In today’s least surprising news, Bobby Jindal’s ridiculous prayer rally contained prayers and preaching that advocated openly for Christian dominionism, specifically the “seven mountains” variety thereof. Gene Mills of the Louisiana Family Forum was one of those who did it:
Christians have been tasked to take control of “the sphere of influence around civil government,” Mills said, because all areas of culture “belong to God.” Jindal’s prayer rally, Mill’s declared, was a key component of their effort “to reclaim territory that rightfully belongs to God” because “these seven spheres of influence are under enemy occupation right now.”
After revealing that last month, he and other prayer rally organizers knelt in prayer with Jindal “asking God to break unholy alliances” over these areas of society, Mills led the gathering in a similar prayer.
“Father, we cry out for the seven mountains of influence today,” Mills said. “We pray that you will give us government, arts and entertainment, education, the church, and the family.

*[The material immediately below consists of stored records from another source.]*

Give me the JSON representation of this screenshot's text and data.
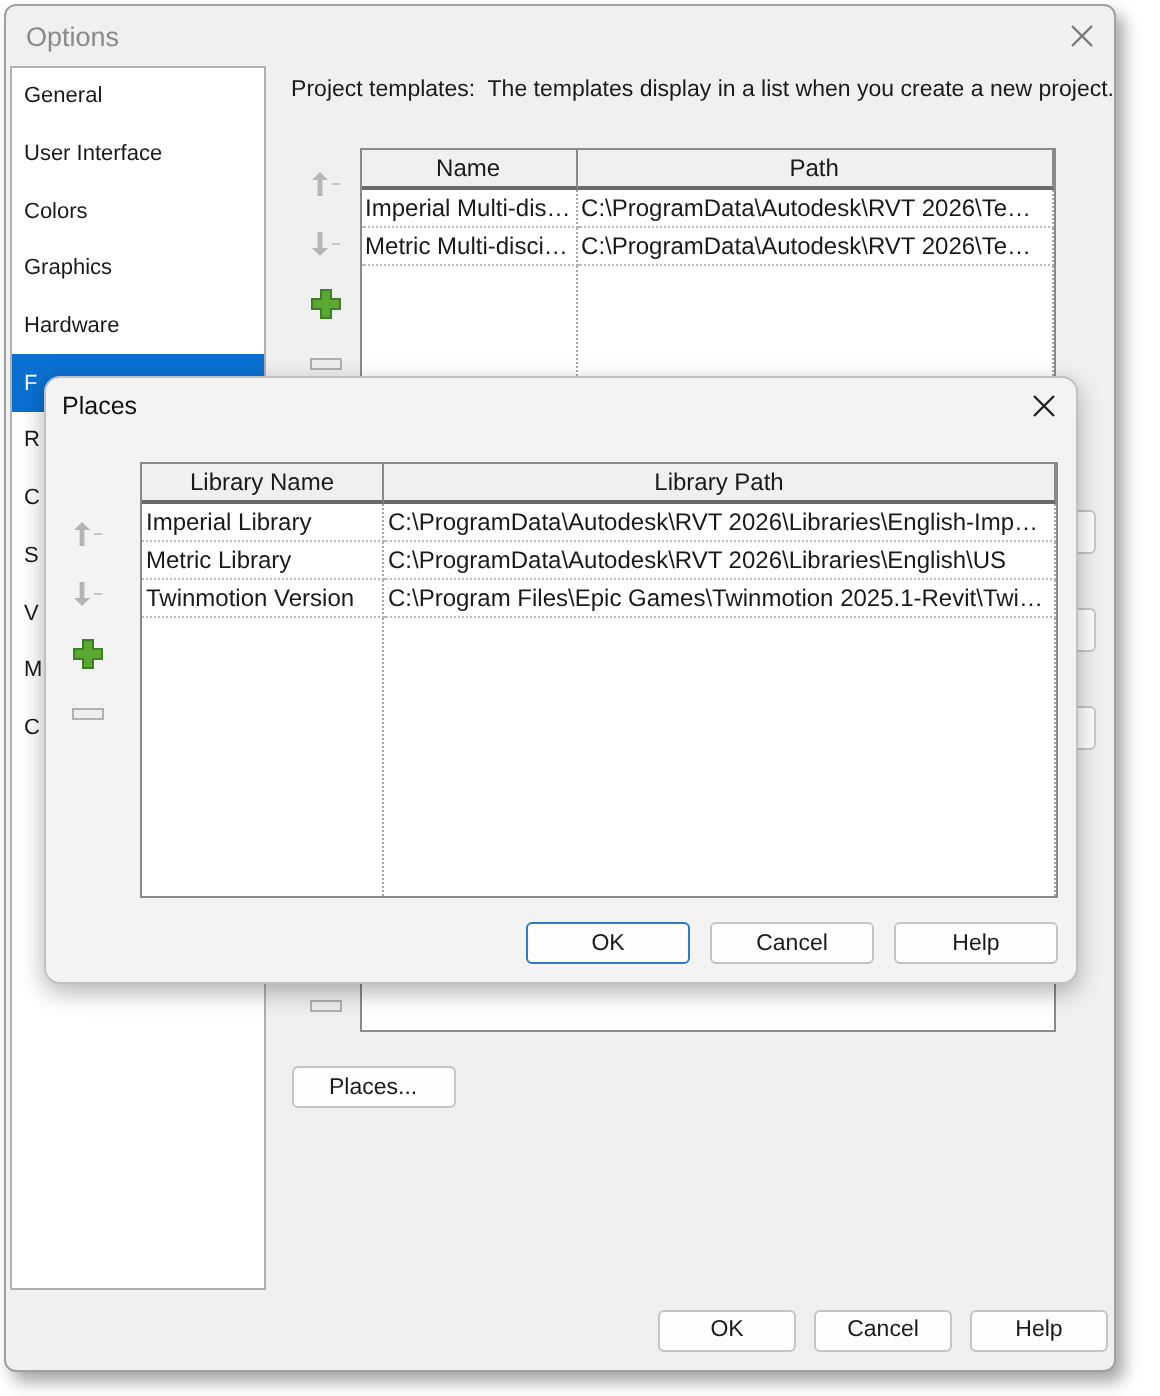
{
  "options": {
    "title": "Options",
    "sidebar": {
      "items": [
        {
          "label": "General",
          "selected": false
        },
        {
          "label": "User Interface",
          "selected": false
        },
        {
          "label": "Colors",
          "selected": false
        },
        {
          "label": "Graphics",
          "selected": false
        },
        {
          "label": "Hardware",
          "selected": false
        },
        {
          "label": "F",
          "selected": true
        },
        {
          "label": "R",
          "selected": false
        },
        {
          "label": "C",
          "selected": false
        },
        {
          "label": "S",
          "selected": false
        },
        {
          "label": "V",
          "selected": false
        },
        {
          "label": "M",
          "selected": false
        },
        {
          "label": "C",
          "selected": false
        }
      ]
    },
    "description": "Project templates:  The templates display in a list when you create a new project.",
    "templates": {
      "columns": [
        "Name",
        "Path"
      ],
      "rows": [
        [
          "Imperial Multi-dis…",
          "C:\\ProgramData\\Autodesk\\RVT 2026\\Te…"
        ],
        [
          "Metric Multi-disci…",
          "C:\\ProgramData\\Autodesk\\RVT 2026\\Te…"
        ]
      ]
    },
    "places_button": "Places...",
    "buttons": [
      "OK",
      "Cancel",
      "Help"
    ]
  },
  "places_dialog": {
    "title": "Places",
    "columns": [
      "Library Name",
      "Library Path"
    ],
    "rows": [
      [
        "Imperial Library",
        "C:\\ProgramData\\Autodesk\\RVT 2026\\Libraries\\English-Imp…"
      ],
      [
        "Metric Library",
        "C:\\ProgramData\\Autodesk\\RVT 2026\\Libraries\\English\\US"
      ],
      [
        "Twinmotion Version",
        "C:\\Program Files\\Epic Games\\Twinmotion 2025.1-Revit\\Twi…"
      ]
    ],
    "buttons": [
      {
        "label": "OK",
        "default": true
      },
      {
        "label": "Cancel",
        "default": false
      },
      {
        "label": "Help",
        "default": false
      }
    ]
  }
}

That our ambassadors would occupy the high places. That you would bring us into a place of understanding that they need to be occupied by the body of Christ because it’s rightfully His.”
This is not just about where to draw the line on separation of church and state, this is advocating an actual, genuine theocracy. Hell, Jindal said so in the invitation to the event, which said:
“We are in need of spiritual and transforming revival if we are to recapture the vision of our early leaders who signed on the Mayflower, ‘In the name of God and for the advancement of the Christian faith.’”
That vision was not of a free society, it was of a brutal and oppressive Christian theocracy. In the Plymouth Bay Colony that was established by the Mayflower Compact, you could be fined, imprisoned, exiled and even put to death just for being the wrong brand of Christian, much less a Jew, Muslim or atheist.